Shilka (Amur)




Nina Bogutskaya, Jennifer Hales



Major Habitat Type

Temperate upland rivers

Drainages flowing into

Sea of Japan (eastern Pacific Ocean)

Main rivers to other water bodies

The Chita, Nercha, Ingoda, Hurhin Gol, Borzya, and Onon rivers.



This ecoregion includes the entire drainage area of the Shilka River, and extends down where it meets the Argun River.  Both the southern and southeastern borders of the ecoregion follow the divide (Dutugtu Uul Range in the west, and the Nercenskiy Khrebet and the Borshchovochnyy Khrebet ranges in the east) between the Shilka and Kerulen [also known as Herlen Gol or Herlen He] rivers, as well as the left-hand tributaries of the Argun\' River [618].

In the northeast, the ecoregion is contiguous with the Middle Amur drainage [617] along the southeastern slopes of the Amazarskiy Khrebet Range
. Further westwards, the ecoregion’s border moves along the Khorkovyy and Tungirskiy Ranges, and the southern slopes of the Olekminskiy Stanovik Mountains between the Olekma River [608] and left-hand tributaries of the Shilka River.  The border also separates the Kirenga River [608] and the Nercha River.

In the west, the ecoregion (namely the Ingoda drainage area) is contiguous with the Yenisei ecoregion.  The Khilok River, a tributary of the Selenga River [605], are the closest water bodies along the Yablonovyy Khrebet Range.


The Shilka River runs for 560 km in a semi-mountainous region.  The river is formed by the confluence of the Ingoda and Onon rivers, and its catchment area is 206000 km2. The Ingoda River is a typical mountain river, roughly 690 km long, 1.5 m deep, and flowing at a rate of 1.5 m/c.  The river’s very upper reaches pass through a narrow gorge.  The Onon River is a 1032 km long steppe river, and also contains several rifts and riffles.

Freshwater habitats

Along its entire course, the Shilka River and its tributaries have a pronounced current—roughly 0.4 to 3.0 m/c.  The river is mainly fed by summer rainfall, and floods after winter snow-melt.  Extreme flooding also occurs during periods of heavy rain from July until August.  The water begins to freeze over at the end of October, and melts again in early May.

Terrestrial habitats

Most of the catchment is located on highlands on wide divide plateaus. The river flows between steep, forest-covered banks. Dominant terrestrial ecoregions include Daurian forest steppe, Trans-Baikal conifer forests, and East Siberian taiga with pockets of Trans-Baikal Bald Mountain tundra.

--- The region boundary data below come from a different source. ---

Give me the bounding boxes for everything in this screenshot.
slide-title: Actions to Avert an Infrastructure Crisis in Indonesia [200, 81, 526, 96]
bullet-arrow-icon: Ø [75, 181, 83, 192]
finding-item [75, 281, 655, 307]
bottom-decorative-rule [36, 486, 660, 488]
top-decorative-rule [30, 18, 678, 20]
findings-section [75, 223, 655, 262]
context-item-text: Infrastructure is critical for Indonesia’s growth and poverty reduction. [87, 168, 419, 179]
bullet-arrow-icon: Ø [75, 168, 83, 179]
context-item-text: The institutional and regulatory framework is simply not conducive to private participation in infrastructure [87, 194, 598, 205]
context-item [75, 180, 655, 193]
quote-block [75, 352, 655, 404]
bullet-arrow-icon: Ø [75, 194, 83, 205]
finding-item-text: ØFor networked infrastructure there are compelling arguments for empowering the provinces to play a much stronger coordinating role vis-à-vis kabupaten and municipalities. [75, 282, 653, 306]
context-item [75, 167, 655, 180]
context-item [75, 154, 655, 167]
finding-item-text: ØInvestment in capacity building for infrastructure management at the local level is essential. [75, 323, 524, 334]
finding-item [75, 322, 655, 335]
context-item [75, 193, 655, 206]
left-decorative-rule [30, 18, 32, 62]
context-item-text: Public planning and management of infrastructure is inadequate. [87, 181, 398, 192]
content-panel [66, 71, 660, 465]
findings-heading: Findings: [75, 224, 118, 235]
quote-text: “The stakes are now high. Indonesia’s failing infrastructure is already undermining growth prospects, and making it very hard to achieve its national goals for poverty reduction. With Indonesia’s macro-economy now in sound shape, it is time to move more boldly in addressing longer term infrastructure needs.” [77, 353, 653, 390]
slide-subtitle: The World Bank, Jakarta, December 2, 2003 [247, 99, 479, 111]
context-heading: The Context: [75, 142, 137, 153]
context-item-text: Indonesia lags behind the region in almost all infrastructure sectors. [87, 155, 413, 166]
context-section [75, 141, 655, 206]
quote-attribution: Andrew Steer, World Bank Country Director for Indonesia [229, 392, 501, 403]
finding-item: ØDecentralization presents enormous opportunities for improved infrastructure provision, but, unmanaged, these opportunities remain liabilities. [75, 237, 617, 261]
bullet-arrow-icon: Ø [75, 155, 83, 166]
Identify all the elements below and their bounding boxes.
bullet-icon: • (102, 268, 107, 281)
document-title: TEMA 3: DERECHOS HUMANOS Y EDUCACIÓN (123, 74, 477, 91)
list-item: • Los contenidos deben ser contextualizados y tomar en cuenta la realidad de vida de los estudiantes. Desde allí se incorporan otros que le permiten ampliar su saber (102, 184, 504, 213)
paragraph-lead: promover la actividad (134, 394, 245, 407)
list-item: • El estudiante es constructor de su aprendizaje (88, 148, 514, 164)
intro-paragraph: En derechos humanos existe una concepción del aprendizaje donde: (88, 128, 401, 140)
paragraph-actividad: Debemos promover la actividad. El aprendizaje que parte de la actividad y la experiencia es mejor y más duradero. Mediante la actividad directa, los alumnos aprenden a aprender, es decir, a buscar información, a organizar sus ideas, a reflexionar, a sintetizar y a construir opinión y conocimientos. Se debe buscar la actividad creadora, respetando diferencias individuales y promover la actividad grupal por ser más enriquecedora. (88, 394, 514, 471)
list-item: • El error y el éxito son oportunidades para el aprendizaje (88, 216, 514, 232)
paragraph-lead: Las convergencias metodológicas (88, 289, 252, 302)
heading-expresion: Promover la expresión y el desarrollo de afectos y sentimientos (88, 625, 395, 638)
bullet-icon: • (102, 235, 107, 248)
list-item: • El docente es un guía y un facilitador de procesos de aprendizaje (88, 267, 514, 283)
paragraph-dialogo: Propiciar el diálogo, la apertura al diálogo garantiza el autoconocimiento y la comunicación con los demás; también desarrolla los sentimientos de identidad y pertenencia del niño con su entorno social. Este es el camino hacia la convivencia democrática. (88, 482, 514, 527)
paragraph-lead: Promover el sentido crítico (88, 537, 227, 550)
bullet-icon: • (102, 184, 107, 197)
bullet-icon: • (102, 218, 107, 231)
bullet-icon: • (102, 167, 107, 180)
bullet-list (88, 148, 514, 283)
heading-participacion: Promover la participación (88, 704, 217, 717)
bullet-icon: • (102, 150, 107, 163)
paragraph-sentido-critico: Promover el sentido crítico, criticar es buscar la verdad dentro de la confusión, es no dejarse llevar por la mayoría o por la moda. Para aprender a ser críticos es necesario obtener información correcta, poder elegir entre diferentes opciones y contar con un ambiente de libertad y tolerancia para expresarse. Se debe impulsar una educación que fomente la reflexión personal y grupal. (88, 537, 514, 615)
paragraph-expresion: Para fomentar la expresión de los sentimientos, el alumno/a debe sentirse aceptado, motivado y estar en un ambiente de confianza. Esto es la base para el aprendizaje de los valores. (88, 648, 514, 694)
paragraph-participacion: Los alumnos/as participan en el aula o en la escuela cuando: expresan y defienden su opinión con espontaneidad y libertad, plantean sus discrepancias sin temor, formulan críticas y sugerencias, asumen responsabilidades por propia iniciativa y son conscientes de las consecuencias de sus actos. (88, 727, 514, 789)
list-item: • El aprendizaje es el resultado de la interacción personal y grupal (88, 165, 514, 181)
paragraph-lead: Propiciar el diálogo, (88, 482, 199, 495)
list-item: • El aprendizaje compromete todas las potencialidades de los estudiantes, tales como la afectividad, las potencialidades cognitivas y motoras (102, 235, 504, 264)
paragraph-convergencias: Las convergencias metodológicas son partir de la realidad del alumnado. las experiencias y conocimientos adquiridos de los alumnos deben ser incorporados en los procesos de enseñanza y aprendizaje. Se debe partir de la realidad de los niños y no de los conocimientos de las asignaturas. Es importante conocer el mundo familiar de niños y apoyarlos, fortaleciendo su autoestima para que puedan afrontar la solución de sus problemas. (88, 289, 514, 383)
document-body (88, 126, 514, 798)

Description of endemic fishes

Bagrid catfish (Pseudobagrus herzensteini) is a species reliably known in only two areas—the Onon and Shilka rivers. A taxonomic study is needed to confirm the range. The species is believed to be restricted to hilly streams.

Other noteworthy fishes

Very little is known about Soldatov\'s gudgeon (Gobio soldatovi tungussicus), a species initially described in the Lena River drainage, before being reported in upper reaches of other Lena River tributaries. There have been no collected specimens. If the species’ distribution and status were confirmed, it would serve as an example (along with Hucho taimen, Phoxinus czekanowskii and P. lagowskii) of the historical connection between the Lena and Amur drainages.

Ecological phenomena

There are no peculiar phenomena.

Justification for delineation

The Upper Amur catchment [618 and 619] has very different geoclimatic conditions from the other parts of the Amur basin. The catchment occupies the most elevated part of the basin (350-2500 m asl). It’s characterized by less humidity, severe continental climate, and a taiga-steppe landscape. The Bolshoy Khingan Range (also known as Da Hinggan Ling) stops monsoons, and represents the orographic border of the upper basin. At the same time, the northern Shilka basin is clearly different from the southern regions, evident in contrasting fish fauna. In general, the ecoregion is characterized by the predominance of rheophylic species, and has only one endemic species.